Lincoln ordered conscription, though the first drafts led to riots in Manhattan. Civil wars divide families, and the Roosevelts were typical: the ageing millionaire CVS Roosevelt and his son Theodore were passionately abolitionist and Yankee, but the latter’s wife, Mittie, was an equally passionate Confederate. In 1860, Mittie gave birth to Theodore junior, Teddy, by which time America was in crisis. Mittie secretly sewed clothes for Confederate troops, and her brothers were Confederate agents plotting to assassinate Lincoln and buying new battleships in Britain. Her husband Theodore refused to fight her family, instead, like many of his class, paying a surrogate to fight in his place. Little Teddy admired his mother, yet he worshipped Lincoln and dreamed of fighting for the Union.
The self-destruction of the USA was an opportunity for its rivals. Out in the west, the native peoples started to raid again. Comanche bands attacked Texas; in September 1860, Governor Houston dispatched a unit of Rangers and their Tonkawa auxiliaries to hunt the Comanche raiders, ambushing Peta Nocona’s village and massacring men, women and children. Peta Nocona and his son Quanah were away, but the Rangers captured a fair-haired, blue-eyed woman and her baby daughter.
CYNTHIA PARKER AND PETA NOCONA; FRANZ JOSEF AND SISI
When she was questioned, the blonde woman said, ‘Me Cynthia,’ at which one of the Rangers exclaimed, ‘Why, Tom, this is a white woman, Indians don’t have blue eyes.’ She was taken back to Fort Belknap, where her surviving brother Isaac Parker could not identify his long-lost sister – who could barely remember any English. But finally the Parkers adopted her. Yet Cynthia grieved for Peta and her sons, whom she believed were dead. When her daughter died of influenza, she tried to kill herself, cutting her breasts, and finally starved herself to death.
Out on the prairie, her husband Peta Nocona mourned her too, dying of wounds soon afterwards. Their son Quanah, now fifteen, learned for the first time that his mother was American. Determined to fight for his people, he joined another war band and planned revenge.
Napoleon and Palmerston also saw opportunities. Ironically the first Old World potentate to back Lincoln was Alexander II. The virtuous backwoods lawyer and the concupiscent Romanov emperor had something in common: in February 1861 Alexander had liberated Russian serfs, two years before Lincoln’s emancipation. In both cases, the measure raised radical expectations that proved disappointing – and both would pay with their lives.
Surprisingly, Britain and France leaned towards the Confederacy.

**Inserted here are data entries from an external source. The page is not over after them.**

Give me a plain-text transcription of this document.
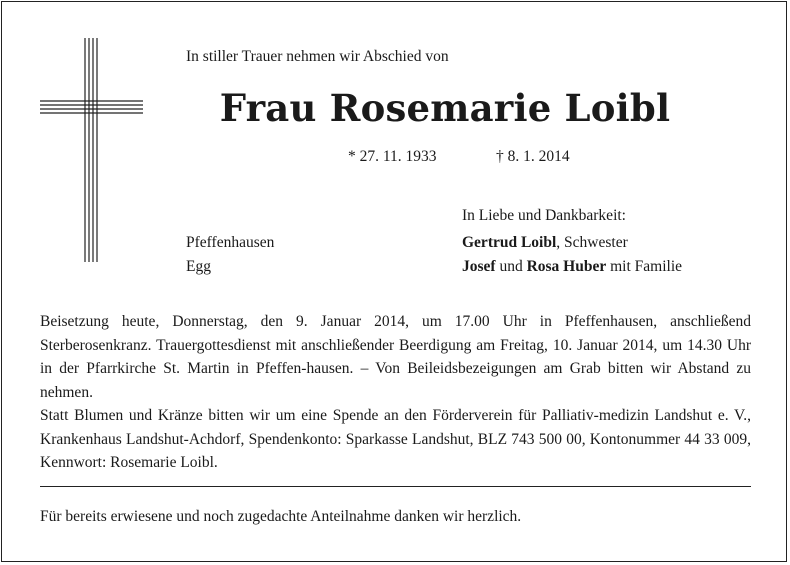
In stiller Trauer nehmen wir Abschied von
Frau Rosemarie Loibl
* 27. 11. 1933	† 8. 1. 2014
In Liebe und Dankbarkeit:
Pfeffenhausen
Egg
Gertrud Loibl, Schwester
Josef und Rosa Huber mit Familie
Beisetzung heute, Donnerstag, den 9. Januar 2014, um 17.00 Uhr in Pfeffenhausen, anschließend Sterberosenkranz. Trauergottesdienst mit anschließender Beerdigung am Freitag, 10. Januar 2014, um 14.30 Uhr in der Pfarrkirche St. Martin in Pfeffen-hausen. – Von Beileidsbezeigungen am Grab bitten wir Abstand zu nehmen.
Statt Blumen und Kränze bitten wir um eine Spende an den Förderverein für Palliativ-medizin Landshut e. V., Krankenhaus Landshut-Achdorf, Spendenkonto: Sparkasse Landshut, BLZ 743 500 00, Kontonummer 44 33 009, Kennwort: Rosemarie Loibl.
Für bereits erwiesene und noch zugedachte Anteilnahme danken wir herzlich.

Palmerston had been re-elected in 1859 at the age of seventy-four, his vigour confirmed by rumours of illegitimate children and his citation in a divorce case, which only added to his roguish popularity. Pam was exasperated by his chancellor, the melodramatic, wild-eyed, self-righteous Gladstone, who stalked the streets of London seeking prostitutes to redeem: this involved long, titillating conversations about Christ with ladies of the night after which Gladstone tried not to masturbate. ‘Whenever he gets my place,’ said Palmerston, ‘we’ll have strange doings.’ Palmerston had orchestrated the navy’s anti-slavery campaigns, yet the British and French textile industries were dependent on southern cotton. Gladstone proposed an armed intervention,* and Palmerston came close to recognizing the Confederacy – as did their ally Napoleon, who was restrained in part by his American dentist, Thomas Evans, certainly the most powerful dentist in history.* But Napoleon, in the midst of expanding in Asia and Africa, saw the chance to found an American empire – in Mexico.
Halved in size by American gains, and hobbled by misrule and racial and economic inequality, the republic was struggling, but its president Benito Juárez, a lawyer risen from the humblest Zapotec origins, had restored order after Santa Anna but suspended payments on its European debts. Encouraged by Morny, who held Mexican bonds, Napoleon assembled an Anglo-French coalition to exploit American chaos. Although Palmerston backed French intervention, he limited his involvement. In December 1861, Napoleon’s troops, conveyed in steamships, landed in Mexico, expelled Juárez and in June 1863 took the capital. Eugénie introduced her husband to Mexican grandees, who proposed a European monarchy. In July, Napoleon sought an emperor for Mexico and found him among the Habsburgs: Maximilian, the brother of Franz Josef.